From Erlang Reference Manual | Processes,

The amount of time that passes between the time a signal is sent and the arrival of the signal at the destination is unspecified but positive.

Does the same property hold true for messages that are sent from a NIF with enif_send?

I’m trying to debug some crashes I’ve seen on a production system, and I’ve identified a path through my code that would be vulnerable to a race condition if the above is true. However, I haven’t been able to reproduce the race in a dev environment.
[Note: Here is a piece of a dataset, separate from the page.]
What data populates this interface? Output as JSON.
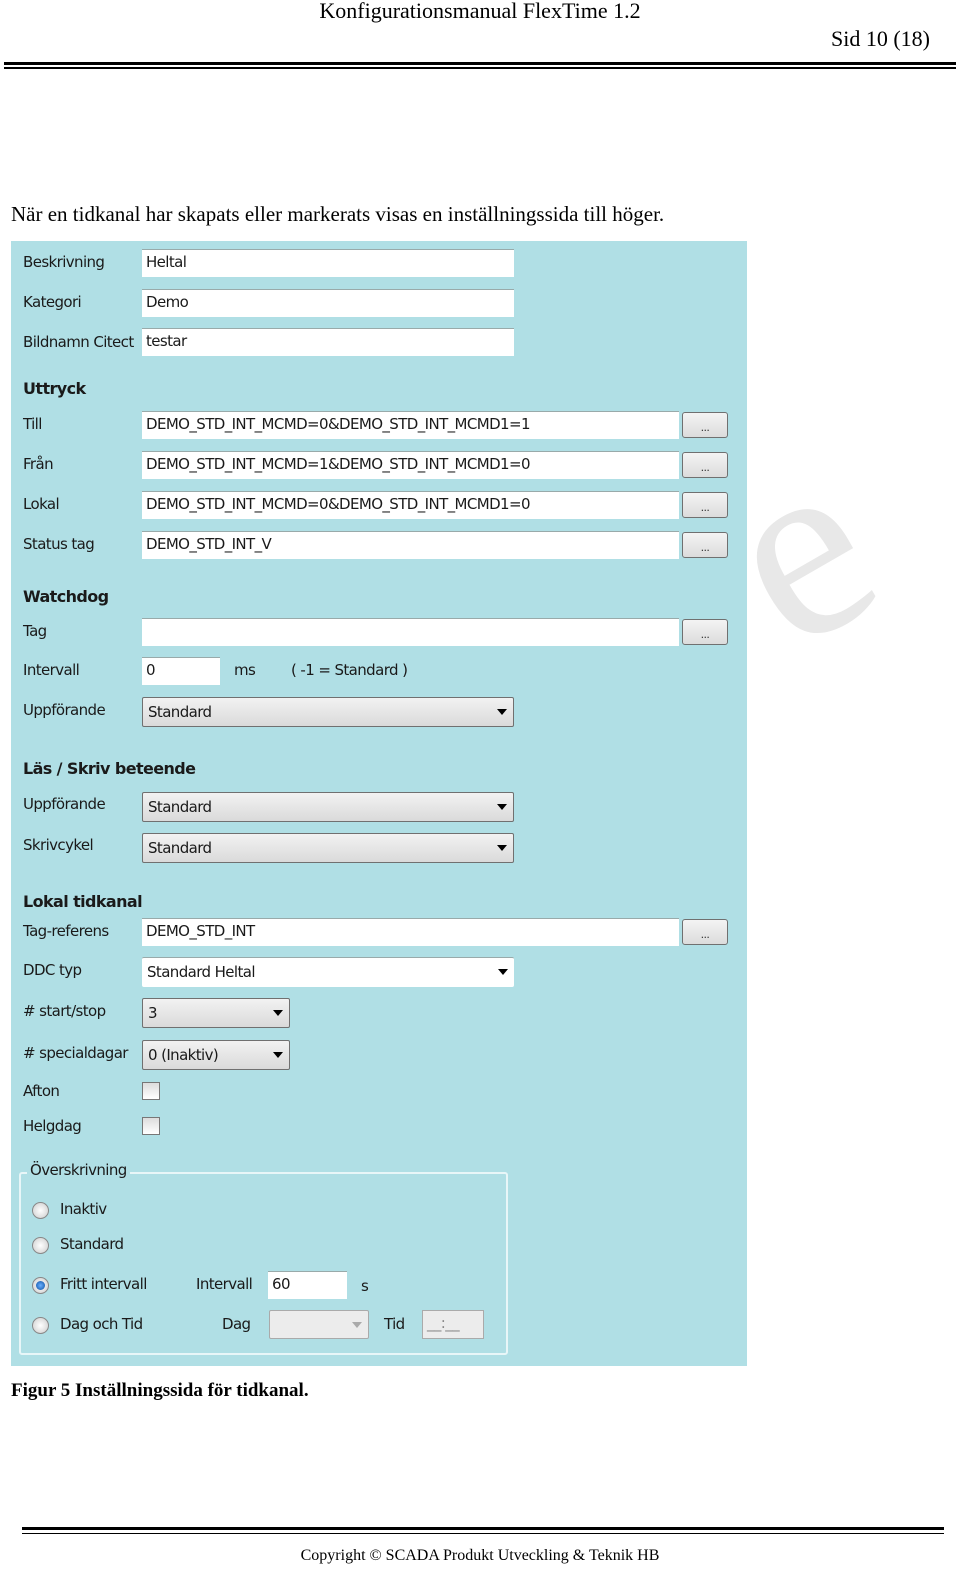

In other words, to prove I have a race condition bug in my code, I want to induce a state where this assertion fails. (In the interest of brevity, this is all pseudo-code)

test() ->
     Ref = make_nif_request(),

     timer:sleep(1),

     % The NIF background thread calls `enif_send` sometime here

     true = flush(Ref).
 
flush(Ref) ->   
    receive
        {Ref, ready} ->
            % Normal path
            true
    after 0 ->

        % Assuming enif_send fired during the sleep, the flush would only
        % fail if there is positive time in between the `enif_send` signal and
        % the receive on the message queue
        false

    end.

Where the NIF is something like this, using enif_thread_create.

static ERL_NIF_TERM myapp_setup(...) {
    enif_thread_create(...)
}

staic void thread_fn(...) {
    enif_send(...)
}

// ...

I’ve attempted to put a large workload on a single-scheduler VM to slow down the copying of signals from the signal queue to the message queue to have the flush return false, but I haven’t been able to yet. Any tips would be appreciated!

Thanks!

rickard · January 11, 2025, 9:43pm

Yes, it is true for all signaling. The time is however usually very small internally in the same runtime system.

jstimps · January 12, 2025, 3:21pm

Thanks. It turns out, perhaps unsurprisingly, that the cause of my bug was elsewhere, unrelated to enif_send. This is still valuable info though.

For any future readers, I suggest making sure you exhaust all other possible avenues before blaming the signaling timing. I spent a day trying to force a signal delay with no luck, BEAM is solid as always.